Through annual conferences, videotapes and seminars, Braun, 58, a Glenview resident, helped train many of those now treating multiple-personality disorder around the country. "He's definitely seen as a sort of guru in multiple-personality disorder," Glasgow said.
And though Hunter and other psychiatrists who subscribe to Braun's work worry that all the negative attention could stanch further development in the field, Burgus' attorney says he thinks it's about time mental health professionals are held to the same professional standards as those in other medical fields.

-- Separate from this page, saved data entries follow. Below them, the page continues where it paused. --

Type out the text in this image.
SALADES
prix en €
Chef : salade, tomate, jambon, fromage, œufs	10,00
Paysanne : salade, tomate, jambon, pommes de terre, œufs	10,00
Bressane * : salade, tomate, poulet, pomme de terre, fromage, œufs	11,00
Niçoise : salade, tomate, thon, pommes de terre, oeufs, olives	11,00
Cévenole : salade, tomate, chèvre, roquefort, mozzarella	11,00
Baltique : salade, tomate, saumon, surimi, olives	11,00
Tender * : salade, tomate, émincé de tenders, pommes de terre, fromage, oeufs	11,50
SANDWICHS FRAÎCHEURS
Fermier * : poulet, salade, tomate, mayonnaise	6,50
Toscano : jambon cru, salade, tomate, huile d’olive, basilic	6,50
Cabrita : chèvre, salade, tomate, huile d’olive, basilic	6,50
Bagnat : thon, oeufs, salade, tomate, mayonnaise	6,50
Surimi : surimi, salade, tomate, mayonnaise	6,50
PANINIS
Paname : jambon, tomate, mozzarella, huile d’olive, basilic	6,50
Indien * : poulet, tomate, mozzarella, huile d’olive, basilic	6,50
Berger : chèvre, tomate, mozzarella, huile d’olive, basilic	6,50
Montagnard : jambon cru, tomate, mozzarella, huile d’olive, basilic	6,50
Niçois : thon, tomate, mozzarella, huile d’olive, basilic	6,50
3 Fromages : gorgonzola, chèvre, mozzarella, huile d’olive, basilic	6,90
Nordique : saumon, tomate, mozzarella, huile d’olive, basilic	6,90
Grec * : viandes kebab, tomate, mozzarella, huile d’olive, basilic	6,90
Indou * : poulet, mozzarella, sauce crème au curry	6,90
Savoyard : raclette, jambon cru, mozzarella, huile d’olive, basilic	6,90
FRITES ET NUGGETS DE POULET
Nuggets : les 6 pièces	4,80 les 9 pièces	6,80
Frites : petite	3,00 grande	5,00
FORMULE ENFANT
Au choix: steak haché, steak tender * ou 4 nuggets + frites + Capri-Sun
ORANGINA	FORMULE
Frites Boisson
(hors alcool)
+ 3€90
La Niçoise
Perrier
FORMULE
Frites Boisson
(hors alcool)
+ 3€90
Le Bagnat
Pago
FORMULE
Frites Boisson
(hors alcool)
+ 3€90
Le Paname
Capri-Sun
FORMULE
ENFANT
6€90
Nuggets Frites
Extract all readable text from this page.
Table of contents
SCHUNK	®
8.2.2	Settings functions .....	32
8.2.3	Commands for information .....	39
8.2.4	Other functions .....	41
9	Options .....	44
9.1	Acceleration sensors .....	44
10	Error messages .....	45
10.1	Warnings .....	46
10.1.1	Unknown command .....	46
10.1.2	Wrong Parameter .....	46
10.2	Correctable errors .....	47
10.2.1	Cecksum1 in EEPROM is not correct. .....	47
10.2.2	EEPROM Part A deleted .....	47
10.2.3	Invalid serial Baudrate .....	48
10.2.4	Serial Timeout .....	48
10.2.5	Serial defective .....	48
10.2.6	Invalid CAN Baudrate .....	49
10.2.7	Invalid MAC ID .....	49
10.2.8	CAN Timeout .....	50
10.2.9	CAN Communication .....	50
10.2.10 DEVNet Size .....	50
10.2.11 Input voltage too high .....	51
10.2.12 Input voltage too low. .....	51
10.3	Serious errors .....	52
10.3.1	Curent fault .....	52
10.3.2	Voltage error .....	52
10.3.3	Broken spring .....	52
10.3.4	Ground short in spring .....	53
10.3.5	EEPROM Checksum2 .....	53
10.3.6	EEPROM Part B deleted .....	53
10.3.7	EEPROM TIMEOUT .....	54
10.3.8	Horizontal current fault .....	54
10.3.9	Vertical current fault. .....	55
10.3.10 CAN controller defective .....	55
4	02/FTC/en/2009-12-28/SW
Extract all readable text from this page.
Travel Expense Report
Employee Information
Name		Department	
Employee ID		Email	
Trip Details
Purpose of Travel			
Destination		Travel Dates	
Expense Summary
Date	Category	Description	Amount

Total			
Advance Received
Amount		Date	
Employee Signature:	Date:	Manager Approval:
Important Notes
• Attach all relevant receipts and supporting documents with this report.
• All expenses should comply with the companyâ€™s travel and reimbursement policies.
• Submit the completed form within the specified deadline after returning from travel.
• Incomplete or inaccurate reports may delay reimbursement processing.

"For too long, mental health services have lagged behind the rest of the healing professions, in use of treatment methods demonstrated to be valid and effective, and in too much use of experimental procedures without adequate disclosure to patients," said Zachary Bravos, who practices out of Wheaton.
Skip Simpson, a Dallas attorney who is suing Braun on behalf of another patient, echoed Bravos and said medical boards have been lax in going after such alleged abuses.
"I think by and large, the professional and licensee organizations have not been very good at policing their own in this field," Simpson said. "That is one of the primary reasons why the legal field has entered into the fray."
Burgus' sons, at ages 4 and 5, also were admitted to the Rush-Presbyterian-St. Luke's Medical Center psychiatric ward for intensive, experimental treatment. For the next three years on the ward, they received stickers for telling "yucky secrets," fantastic tales of participating in ritualistic sacrifice and human torture.
"It was (Braun's) belief that the boys were genetically predisposed to multiple-personality disorder," Glasgow said. "He believes there's a worldwide trans-generational satanic cult where he had the patient believing she had participated in cannibalism, ritualistic killings and child pornography."
It wasn't until the Burgus family's $3 million insurance policy started drying up, her medication levels were lowered, and a few trips back home to her native Des Moines that the soft-spoken, 42-year-old gradually realized her recovered memories couldn't be true.
"That's when my head began to clear," Burgus said, "I began to add a few things up and realized there was no way I could come from a little town in Iowa, be eating 2,000 people a year and nobody said anything about it.
"It ruined my boys' childhoods, and this is something that will continue to shake them. We still have problems, but we're rebuilding our lives."